The Art of the Metaobject Protocol
- Author: Gregor Kiczales Jim des Rivieres Daniel G. Bobrow
- Publisher: MIT Press
- Publication date: July 30, 1991
- Pages: 345
- ISBN: 0-262-61074-4

= The Art of the Metaobject Protocol =

The Art of the Metaobject Protocol (AMOP) is a 1991 book by Gregor Kiczales, Jim des Rivieres, and Daniel G. Bobrow (all three working for Xerox PARC) on the subject of metaobject protocol.

==Overview==
The book contains an explanation of what a metaobject protocol is, why it is desirable, and the de facto standard for the metaobject protocol supported by many Common Lisp implementations as an extension of the Common Lisp Object System, or CLOS.

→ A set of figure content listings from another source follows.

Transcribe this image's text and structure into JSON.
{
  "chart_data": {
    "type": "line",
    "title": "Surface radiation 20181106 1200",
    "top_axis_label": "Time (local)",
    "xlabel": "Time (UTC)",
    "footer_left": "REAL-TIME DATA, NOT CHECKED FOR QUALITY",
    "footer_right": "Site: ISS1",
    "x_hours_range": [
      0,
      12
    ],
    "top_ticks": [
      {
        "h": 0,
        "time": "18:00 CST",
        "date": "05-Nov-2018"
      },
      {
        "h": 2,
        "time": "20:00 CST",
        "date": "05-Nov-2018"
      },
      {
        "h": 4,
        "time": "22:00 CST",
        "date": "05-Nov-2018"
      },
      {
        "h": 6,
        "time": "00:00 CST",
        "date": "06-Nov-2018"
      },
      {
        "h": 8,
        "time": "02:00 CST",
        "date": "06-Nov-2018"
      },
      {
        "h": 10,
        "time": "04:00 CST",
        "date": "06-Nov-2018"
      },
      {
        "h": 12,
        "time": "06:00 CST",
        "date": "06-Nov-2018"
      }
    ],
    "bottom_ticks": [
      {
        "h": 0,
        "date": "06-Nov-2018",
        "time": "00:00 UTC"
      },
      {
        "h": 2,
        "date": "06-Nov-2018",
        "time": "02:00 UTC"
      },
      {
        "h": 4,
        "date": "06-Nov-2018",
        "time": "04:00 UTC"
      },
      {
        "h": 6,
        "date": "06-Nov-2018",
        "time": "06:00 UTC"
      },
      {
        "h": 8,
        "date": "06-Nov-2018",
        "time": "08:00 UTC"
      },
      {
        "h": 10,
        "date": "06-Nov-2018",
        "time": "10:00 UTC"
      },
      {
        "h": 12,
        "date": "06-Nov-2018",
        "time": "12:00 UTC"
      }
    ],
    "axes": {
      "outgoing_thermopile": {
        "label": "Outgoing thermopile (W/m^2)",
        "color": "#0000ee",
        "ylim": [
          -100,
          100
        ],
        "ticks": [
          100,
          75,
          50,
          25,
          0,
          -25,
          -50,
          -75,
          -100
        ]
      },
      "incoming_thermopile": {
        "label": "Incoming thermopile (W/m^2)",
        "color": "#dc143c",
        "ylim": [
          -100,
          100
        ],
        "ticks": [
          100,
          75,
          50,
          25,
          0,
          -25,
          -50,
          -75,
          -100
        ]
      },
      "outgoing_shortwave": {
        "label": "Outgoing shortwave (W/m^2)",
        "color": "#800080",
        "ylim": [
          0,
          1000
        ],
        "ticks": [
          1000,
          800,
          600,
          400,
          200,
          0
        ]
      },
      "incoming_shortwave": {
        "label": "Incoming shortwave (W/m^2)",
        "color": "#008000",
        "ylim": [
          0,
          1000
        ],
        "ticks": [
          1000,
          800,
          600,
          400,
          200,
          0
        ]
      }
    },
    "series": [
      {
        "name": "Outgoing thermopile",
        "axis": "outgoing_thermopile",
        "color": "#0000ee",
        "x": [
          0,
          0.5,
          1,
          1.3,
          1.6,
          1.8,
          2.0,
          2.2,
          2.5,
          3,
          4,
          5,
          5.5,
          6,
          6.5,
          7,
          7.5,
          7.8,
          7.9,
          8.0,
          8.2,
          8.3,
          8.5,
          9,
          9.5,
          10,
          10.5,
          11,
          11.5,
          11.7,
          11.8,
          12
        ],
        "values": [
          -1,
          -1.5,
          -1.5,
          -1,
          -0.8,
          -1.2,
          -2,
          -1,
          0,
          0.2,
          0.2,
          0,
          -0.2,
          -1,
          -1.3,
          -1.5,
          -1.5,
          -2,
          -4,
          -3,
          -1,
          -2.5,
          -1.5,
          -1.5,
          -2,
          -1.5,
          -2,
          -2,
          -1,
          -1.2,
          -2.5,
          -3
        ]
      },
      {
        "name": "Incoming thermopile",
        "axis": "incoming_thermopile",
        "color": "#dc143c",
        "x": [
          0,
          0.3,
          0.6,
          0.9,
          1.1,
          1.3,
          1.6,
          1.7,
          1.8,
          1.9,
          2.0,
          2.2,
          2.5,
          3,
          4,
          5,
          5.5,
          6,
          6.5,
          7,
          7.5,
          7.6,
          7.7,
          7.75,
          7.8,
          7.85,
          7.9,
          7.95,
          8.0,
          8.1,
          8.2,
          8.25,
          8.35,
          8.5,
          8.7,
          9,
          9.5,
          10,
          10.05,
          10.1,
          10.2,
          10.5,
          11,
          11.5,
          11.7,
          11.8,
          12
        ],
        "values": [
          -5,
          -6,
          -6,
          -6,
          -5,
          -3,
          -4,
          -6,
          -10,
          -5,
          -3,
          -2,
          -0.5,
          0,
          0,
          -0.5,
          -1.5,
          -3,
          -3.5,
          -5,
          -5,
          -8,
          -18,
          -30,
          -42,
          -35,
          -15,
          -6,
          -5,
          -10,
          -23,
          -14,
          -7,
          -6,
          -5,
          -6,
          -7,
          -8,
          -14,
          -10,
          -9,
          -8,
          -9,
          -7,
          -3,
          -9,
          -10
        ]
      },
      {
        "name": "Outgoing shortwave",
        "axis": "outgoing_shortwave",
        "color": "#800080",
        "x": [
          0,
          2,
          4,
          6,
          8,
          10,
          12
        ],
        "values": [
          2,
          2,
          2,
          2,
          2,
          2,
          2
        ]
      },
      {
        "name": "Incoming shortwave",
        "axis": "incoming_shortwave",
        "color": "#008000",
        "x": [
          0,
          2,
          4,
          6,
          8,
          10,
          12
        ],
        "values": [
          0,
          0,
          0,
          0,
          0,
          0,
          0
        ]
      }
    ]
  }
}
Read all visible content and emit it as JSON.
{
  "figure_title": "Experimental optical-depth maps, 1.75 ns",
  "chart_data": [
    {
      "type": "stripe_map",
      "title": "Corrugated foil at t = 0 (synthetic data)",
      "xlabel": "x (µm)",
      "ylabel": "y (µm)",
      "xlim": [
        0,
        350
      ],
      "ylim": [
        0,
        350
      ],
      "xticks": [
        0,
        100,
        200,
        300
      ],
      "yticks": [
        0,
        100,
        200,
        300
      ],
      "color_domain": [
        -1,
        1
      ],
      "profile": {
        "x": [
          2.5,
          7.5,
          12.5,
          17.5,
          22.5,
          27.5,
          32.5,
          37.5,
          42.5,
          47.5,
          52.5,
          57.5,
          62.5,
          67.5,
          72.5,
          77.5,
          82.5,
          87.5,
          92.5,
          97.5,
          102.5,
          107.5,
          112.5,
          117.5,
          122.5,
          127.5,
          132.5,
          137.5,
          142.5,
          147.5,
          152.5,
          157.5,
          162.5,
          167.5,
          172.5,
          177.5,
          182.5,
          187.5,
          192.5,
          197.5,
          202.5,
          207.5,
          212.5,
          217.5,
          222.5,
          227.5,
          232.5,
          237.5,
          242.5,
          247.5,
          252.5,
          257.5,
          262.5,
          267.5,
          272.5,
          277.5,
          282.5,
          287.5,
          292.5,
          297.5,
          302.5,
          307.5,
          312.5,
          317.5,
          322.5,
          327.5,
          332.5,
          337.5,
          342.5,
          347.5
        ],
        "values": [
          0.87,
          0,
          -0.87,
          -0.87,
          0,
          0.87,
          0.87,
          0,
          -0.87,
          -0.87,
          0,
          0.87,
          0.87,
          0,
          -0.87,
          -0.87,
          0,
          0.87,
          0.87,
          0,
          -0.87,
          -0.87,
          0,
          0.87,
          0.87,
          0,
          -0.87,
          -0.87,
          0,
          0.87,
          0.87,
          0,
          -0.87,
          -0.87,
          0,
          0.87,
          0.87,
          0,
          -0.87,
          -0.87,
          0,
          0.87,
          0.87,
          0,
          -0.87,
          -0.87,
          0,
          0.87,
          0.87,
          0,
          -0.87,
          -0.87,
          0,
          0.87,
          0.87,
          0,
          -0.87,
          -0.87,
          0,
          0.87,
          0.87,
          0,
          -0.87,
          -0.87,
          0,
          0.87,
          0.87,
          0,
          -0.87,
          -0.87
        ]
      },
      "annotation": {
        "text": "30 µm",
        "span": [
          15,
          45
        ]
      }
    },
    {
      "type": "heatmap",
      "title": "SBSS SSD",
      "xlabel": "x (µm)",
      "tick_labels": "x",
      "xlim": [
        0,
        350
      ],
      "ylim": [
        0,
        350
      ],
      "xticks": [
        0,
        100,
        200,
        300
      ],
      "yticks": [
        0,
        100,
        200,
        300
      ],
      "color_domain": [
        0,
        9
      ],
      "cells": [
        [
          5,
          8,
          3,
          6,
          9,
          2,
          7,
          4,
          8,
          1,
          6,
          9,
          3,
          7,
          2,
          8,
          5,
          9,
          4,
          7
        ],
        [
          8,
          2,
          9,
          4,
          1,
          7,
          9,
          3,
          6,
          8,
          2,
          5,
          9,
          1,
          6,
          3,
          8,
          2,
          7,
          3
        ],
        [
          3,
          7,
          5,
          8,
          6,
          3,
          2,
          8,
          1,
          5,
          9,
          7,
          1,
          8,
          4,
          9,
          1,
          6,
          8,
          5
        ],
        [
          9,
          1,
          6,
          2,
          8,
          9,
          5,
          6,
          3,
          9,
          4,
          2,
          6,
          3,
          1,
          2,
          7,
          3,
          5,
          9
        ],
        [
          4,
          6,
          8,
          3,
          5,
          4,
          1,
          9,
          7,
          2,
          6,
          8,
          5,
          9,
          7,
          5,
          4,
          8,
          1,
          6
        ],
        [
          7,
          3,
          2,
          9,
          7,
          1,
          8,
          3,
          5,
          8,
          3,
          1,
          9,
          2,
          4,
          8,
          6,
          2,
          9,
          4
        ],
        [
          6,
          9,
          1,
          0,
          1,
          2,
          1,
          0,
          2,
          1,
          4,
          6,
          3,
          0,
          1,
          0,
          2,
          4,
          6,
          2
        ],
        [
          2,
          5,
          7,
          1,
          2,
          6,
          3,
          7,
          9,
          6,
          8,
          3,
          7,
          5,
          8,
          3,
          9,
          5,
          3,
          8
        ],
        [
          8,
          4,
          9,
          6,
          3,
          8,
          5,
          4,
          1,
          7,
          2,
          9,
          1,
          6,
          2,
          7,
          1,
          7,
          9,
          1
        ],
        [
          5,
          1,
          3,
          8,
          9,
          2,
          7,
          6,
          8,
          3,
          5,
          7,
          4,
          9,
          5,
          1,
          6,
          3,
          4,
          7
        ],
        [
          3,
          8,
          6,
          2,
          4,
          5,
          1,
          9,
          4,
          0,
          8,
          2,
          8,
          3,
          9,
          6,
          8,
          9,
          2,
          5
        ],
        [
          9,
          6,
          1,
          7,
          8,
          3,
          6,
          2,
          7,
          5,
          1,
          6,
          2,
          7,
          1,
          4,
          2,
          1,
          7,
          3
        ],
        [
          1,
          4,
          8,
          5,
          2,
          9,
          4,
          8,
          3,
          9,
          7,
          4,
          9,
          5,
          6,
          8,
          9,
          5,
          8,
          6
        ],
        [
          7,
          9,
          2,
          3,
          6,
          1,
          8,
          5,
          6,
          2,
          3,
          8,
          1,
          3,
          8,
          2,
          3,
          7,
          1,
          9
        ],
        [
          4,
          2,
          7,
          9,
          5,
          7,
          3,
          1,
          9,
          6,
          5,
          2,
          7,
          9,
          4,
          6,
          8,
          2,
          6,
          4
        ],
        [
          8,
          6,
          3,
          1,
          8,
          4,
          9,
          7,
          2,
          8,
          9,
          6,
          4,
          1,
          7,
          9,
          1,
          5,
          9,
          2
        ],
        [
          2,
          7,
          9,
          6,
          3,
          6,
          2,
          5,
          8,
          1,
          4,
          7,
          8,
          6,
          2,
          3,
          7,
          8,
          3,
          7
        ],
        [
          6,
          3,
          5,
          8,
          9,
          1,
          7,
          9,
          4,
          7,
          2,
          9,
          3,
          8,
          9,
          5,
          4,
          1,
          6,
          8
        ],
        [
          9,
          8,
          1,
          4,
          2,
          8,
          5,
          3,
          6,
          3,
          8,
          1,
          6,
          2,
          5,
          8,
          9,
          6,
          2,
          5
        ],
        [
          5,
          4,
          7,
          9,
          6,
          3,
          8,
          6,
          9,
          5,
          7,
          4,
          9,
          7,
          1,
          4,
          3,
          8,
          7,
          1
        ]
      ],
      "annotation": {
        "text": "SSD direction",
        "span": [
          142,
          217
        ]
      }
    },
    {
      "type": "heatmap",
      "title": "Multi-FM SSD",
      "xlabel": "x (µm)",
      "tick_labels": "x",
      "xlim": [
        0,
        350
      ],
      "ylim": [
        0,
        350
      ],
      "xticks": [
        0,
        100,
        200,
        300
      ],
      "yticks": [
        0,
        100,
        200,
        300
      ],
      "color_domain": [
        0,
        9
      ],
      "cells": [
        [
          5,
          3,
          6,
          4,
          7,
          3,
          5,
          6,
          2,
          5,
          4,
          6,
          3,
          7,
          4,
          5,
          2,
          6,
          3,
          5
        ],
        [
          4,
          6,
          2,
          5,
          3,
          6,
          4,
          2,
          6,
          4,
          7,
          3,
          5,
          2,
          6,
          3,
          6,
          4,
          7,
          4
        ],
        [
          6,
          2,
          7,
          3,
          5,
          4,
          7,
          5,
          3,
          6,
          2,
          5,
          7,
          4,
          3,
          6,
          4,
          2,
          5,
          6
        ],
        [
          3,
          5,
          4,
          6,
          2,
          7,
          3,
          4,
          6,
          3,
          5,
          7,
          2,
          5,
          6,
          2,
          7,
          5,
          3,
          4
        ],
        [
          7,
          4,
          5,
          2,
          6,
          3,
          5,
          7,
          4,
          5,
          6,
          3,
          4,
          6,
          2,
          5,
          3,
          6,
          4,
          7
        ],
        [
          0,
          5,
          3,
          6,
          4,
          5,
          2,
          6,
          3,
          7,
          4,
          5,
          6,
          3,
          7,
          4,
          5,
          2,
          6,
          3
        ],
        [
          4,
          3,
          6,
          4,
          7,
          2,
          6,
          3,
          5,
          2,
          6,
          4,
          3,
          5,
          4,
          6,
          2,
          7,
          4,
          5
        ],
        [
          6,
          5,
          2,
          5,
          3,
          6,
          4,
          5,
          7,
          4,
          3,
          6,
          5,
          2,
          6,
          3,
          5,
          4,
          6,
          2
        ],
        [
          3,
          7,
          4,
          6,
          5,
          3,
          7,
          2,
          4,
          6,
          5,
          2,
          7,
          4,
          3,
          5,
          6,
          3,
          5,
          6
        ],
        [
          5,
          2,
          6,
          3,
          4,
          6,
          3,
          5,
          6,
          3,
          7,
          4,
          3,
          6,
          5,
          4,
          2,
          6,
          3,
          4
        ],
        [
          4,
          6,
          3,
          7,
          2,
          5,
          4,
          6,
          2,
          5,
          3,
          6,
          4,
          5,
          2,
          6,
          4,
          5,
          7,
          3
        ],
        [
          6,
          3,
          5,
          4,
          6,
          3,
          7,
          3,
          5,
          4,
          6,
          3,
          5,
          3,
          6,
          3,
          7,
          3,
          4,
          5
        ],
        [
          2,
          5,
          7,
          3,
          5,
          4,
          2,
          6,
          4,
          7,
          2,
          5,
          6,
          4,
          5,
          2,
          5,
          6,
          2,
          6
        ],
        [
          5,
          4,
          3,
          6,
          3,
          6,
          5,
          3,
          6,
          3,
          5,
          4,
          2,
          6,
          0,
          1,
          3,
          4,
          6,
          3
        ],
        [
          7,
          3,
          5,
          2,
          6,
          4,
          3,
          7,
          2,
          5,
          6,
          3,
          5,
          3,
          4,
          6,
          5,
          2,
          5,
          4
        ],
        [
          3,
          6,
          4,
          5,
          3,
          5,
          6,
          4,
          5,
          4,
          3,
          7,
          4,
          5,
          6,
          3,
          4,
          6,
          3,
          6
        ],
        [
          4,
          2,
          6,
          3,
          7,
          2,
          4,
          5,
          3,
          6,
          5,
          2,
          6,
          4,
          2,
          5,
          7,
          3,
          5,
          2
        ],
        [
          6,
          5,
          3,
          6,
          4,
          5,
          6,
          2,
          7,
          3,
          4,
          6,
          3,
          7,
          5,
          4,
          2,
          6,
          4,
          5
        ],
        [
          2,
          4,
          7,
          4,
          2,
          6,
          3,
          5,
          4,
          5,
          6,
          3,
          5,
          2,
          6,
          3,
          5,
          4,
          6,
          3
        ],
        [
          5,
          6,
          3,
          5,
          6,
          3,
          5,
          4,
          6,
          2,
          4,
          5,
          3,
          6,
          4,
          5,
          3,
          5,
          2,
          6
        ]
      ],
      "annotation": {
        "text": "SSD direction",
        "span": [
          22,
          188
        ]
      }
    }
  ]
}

A more complete and portable implementation of CLOS and the metaobject protocol, as defined in this book, was provided by Xerox PARC as Portable Common Loops.

The book presents a simplified CLOS implementation for Common Lisp called "Closette", which for the sake of pedagogical brevity does not include some of the more complex or exotic CLOS features such as forward-referencing of superclasses, full class and method redefinitions, advanced user-defined method combinations, and complete integration of CLOS classes with Common Lisp's type system. It also lacks support for compilation and most error checking, since the purpose of Closette is not actual use, but simply to demonstrate the fundamental power and expressive flexibility of metaobject protocols as an application of the principles of the meta-circular evaluator.

In his 1997 talk at OOPSLA, Alan Kay called it "the best book anybody's written in ten years", and contended that it contained "some of the most profound insights, and the most practical insights about OOP", but was dismayed that it was written in a highly Lisp-centric and CLOS-specific fashion, calling it "a hard book for most people to read; if you don't know the Lisp culture, it's very hard to read".